Он попробовал пошевелиться, но застонал от боли.
Жена наклонилась над ним встревоженной птицей.
- А что с ним?  Он жив?
- Жив и здоров, как ни в чем не бывало.
- Ну, ему ж нельзя было под машину.
- А тебе можно?
- Ничего. Я выдержу.
- Конечно. Ты сильный.
Жена слегка шепелявила от пережитого стресса.
В больничной палате кроме него лежали  старик  и  худой мужчина с затравленным выражением глаз, что с большой вероятностью выдавало в нем бомжа. Из предметов роскоши в палате был только холодильник, пожелтевший на углах ипластмассовые жалюзи на окнах.
- Перелом? Мне наложат гипс?
- У тебя  очень серьезные переломы. Видимо, тебе будут делать операцию.
- Операцию? Что так серьезно?
- Более чем.
- А ты как же?
- Ничего, не переживай. Я буду с тобой.
- А сын?
- Пусть учится быть самостоятельным.
 Ему немного странно было смотреть на жену. Казалось, что она как будто ждала этой встряски, которая заставляла ее начинать проявляться отчетливыми контурами на сером фоне невыразительной жизни.

Как оказалось,  в этой палате лежали  все, сбитые машинами. Как-то на один день привезли паренька, который сам разбился на мотоцикле. Нога у него была в аппарате Иллизарова и уже заживала.  Паренек оказался сыном маленькой, худой санитарки Зои. Он пролежал всего один день, и потом его перевели в детскую палату. И в этот день к нему приходила женщина с усталыми глазами. Музыкант и сам не понял, отчего он заговорил с этой женщиной. Она улыбнулась ему.  И взгляд ее глаз почти физически проник ему в подкорку. Она смотрела, как будто  внутрь его мозга - и это было необычно, но почему-то приятно.
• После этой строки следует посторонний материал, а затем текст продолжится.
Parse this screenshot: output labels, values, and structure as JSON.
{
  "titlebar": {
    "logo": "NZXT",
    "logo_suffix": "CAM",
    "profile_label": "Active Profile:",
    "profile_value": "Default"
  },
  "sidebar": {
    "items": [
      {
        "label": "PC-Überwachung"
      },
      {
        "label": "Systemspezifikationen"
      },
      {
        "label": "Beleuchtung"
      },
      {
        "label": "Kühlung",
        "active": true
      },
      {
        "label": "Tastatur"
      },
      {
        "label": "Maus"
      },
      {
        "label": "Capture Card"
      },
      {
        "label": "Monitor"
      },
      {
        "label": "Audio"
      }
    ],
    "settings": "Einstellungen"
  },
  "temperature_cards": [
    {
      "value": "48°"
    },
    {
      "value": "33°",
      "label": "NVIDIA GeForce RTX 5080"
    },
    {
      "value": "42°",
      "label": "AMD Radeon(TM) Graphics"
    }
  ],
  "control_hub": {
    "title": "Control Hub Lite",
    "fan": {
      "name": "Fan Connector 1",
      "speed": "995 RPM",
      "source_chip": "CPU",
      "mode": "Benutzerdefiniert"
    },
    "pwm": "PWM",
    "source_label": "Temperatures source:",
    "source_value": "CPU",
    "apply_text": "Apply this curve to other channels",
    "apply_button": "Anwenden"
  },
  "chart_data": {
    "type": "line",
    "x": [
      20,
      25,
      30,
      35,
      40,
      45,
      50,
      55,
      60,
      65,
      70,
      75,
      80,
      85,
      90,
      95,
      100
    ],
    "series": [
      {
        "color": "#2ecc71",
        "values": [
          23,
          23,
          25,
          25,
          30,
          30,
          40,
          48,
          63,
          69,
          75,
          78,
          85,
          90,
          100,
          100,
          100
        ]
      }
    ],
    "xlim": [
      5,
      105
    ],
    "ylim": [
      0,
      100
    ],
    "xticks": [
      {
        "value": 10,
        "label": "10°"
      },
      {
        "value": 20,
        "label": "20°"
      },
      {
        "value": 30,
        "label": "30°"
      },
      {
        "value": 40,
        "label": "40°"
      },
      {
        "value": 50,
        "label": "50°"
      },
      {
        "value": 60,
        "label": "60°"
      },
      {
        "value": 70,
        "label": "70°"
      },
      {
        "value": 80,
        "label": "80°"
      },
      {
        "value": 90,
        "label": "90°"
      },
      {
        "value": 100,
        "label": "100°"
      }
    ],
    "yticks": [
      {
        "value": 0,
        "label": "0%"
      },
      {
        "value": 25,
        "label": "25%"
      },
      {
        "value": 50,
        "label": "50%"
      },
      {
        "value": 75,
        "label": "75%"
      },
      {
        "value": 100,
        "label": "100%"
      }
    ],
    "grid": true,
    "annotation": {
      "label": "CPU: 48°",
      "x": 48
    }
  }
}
Потом пришла жена. И эта женщина о чем-то тихо разговаривала с женой, а потом они вышли в коридор. Жена свистящим шепотом рассказывала о том, как он попал под машину. Женщина слушала ее внимательней обычного, кивала, немного улыбалась так, будто все ей известно.
С тех пор она иногда заходила к ним в палату. Ее звали Лика. Так странно, но с того самого дня и старик, и бомж и сам Музыкант ждали, когда она придет. Ну, старик и бомж понятно почему ждали. Старик  Федорыч смотрел умоляющими глазами на Лику, прося хоть немного винца. Денег у старика хватало только на двадцатирублевый, сладкий портвейн. И Лика, притворно сердясь , приносила ему бутылку. Старик молодел от радости сразу на десять  лет, разливал портвейн в пластмассовые стаканчики, и Лика относила стаканчик бомжу. Бомж  воображаемо  чокался со стариком. Оба размякали в сладкой неге. И Лика улыбалась тогда чему-то внутри нее, известному только ей самой.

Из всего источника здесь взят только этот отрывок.